A photon with frequency W0 interacts with the non linear crystal. A photon can be considered as an oscillating electric field with frequency W0. This electricc field interacts with the crystal's dipoles. The electric field will try to induce a polarization in the crystal. However since the crystal is non linear, polarization induced in it will depend on two terms: 1) linearly  on the electric field and 2) Quadratically on the electric field.  

It can be visualized as the following: An electric field oscillating at frequency W0 tries to induce a polarization at frequency W0 in the crystal (Which is consistent with a linear behavior) plus since the crystal is non linear there are dipoles which will be radiating at 2W0 (due it's square dependence on the electric field).

Conservation of energy also has to be looked in this case, since a photon at frequency W0 is generating 2 photons of different frequency. This generation is only possible when a certain condition known as the phase matching condition is fulfilled. this condition can be read about in any non linear optics book. It only states that the velocity of the incoming electric field should be equal to the velocity of the radiated electric field. 

parametric down conversion can be looked in the same manner as above. 

Hi Juan!

I'm considering a similar situation; I don't like the classical perspective of optics, and after reading a couple papers in the history of quantum mechanics and quantum field theories, I've come to realize that the idea of a "photon" is mostly a simplification introduced by quantum electrodynamics.

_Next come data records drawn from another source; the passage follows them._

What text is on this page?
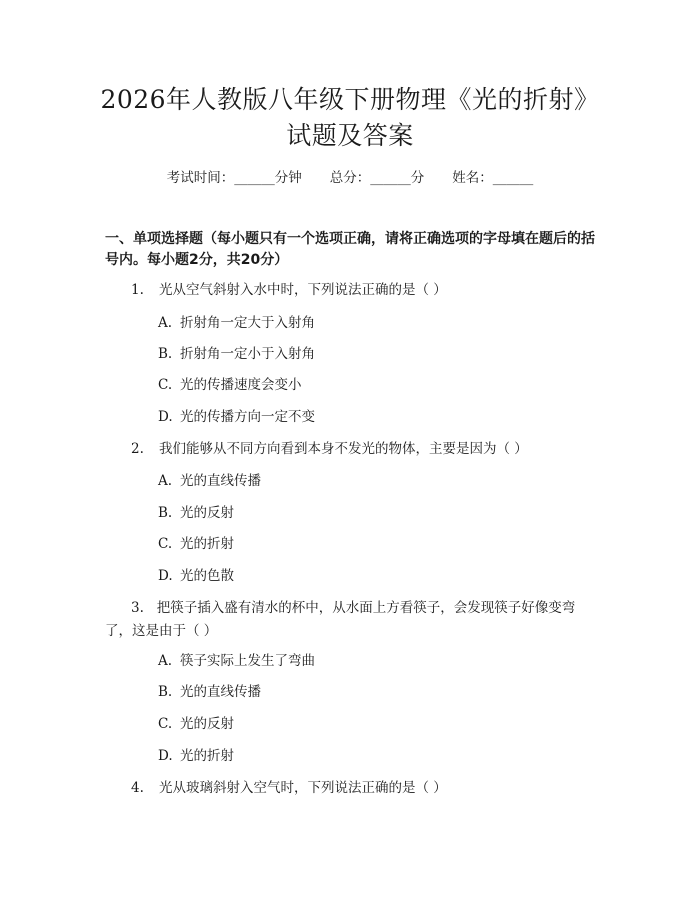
2026年人教版八年级下册物理《光的折射》
试题及答案
考试时间：______分钟 总分：______分 姓名：______
一、单项选择题（每小题只有一个选项正确，请将正确选项的字母填在题后的括号内。每小题2分，共20分）
1. 光从空气斜射入水中时，下列说法正确的是（ ）
A. 折射角一定大于入射角
B. 折射角一定小于入射角
C. 光的传播速度会变小
D. 光的传播方向一定不变
2. 我们能够从不同方向看到本身不发光的物体，主要是因为（ ）
A. 光的直线传播
B. 光的反射
C. 光的折射
D. 光的色散
3. 把筷子插入盛有清水的杯中，从水面上方看筷子，会发现筷子好像变弯了，这是由于（ ）
A. 筷子实际上发生了弯曲
B. 光的直线传播
C. 光的反射
D. 光的折射
4. 光从玻璃斜射入空气时，下列说法正确的是（ ）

In reality, we just have an EM field, and due to the quantized nature of excitation and decay, the waves in this field transfer their energy in quantized amounts. In an active optical material, an EM field can be said to excite modes in the electron structure in a classical way; even without quantum mechanics, it's a pretty accurate model. I believe this is likely due to the very fast absorption-emission of photons in the glassy insulator; the duration a "photon" stays within an electron is extremely small, pretty much negligible...we simply handwave away that time and call it a refractive index - that is, the light goes slower because of this cascading phonon-like process.

Active optical materials are pretty tricky though. The crystal structure defines an interlocking electron band structure; when a "photon" comes in, if it has enough energy, it may be absorbed into a lower electron band, exciting that electron above most of the others. Ordinarily it would just want to fall back down, emitting the same energy as it absorbed, but in some situations it may actually be preferable for it to stay in that higher energy band. In such a situation, a lower-energy electron might fall, leading to a hole where it was; in turn, another electron falls into where that one was...until everything is in its happy ground state.

The important bit to get here, going off your second post, is that a photon is kind of...well, it's a pseudoparticle. We consider it a real thing because it's highly convenient. Light is an EM field, and yes it is quantized, but this is due to the quantized energy levels of the electrons in the field, and how they form these quantized EM wavepackets in the field.

Yes yes Juan you are right. A photon cannot be considered as an oscillating electric field or for that case any fixed number of photons. When you take the expectation value for the electric field for the number states of photons you always get zero. But that was not what I meant. It might have come out wrong now that I think about it. 

What I meant to imply was instead of a single photon consider an oscillating field. In that case the argument becomes simplified. 

I am extremely sorry for any misconceptions!!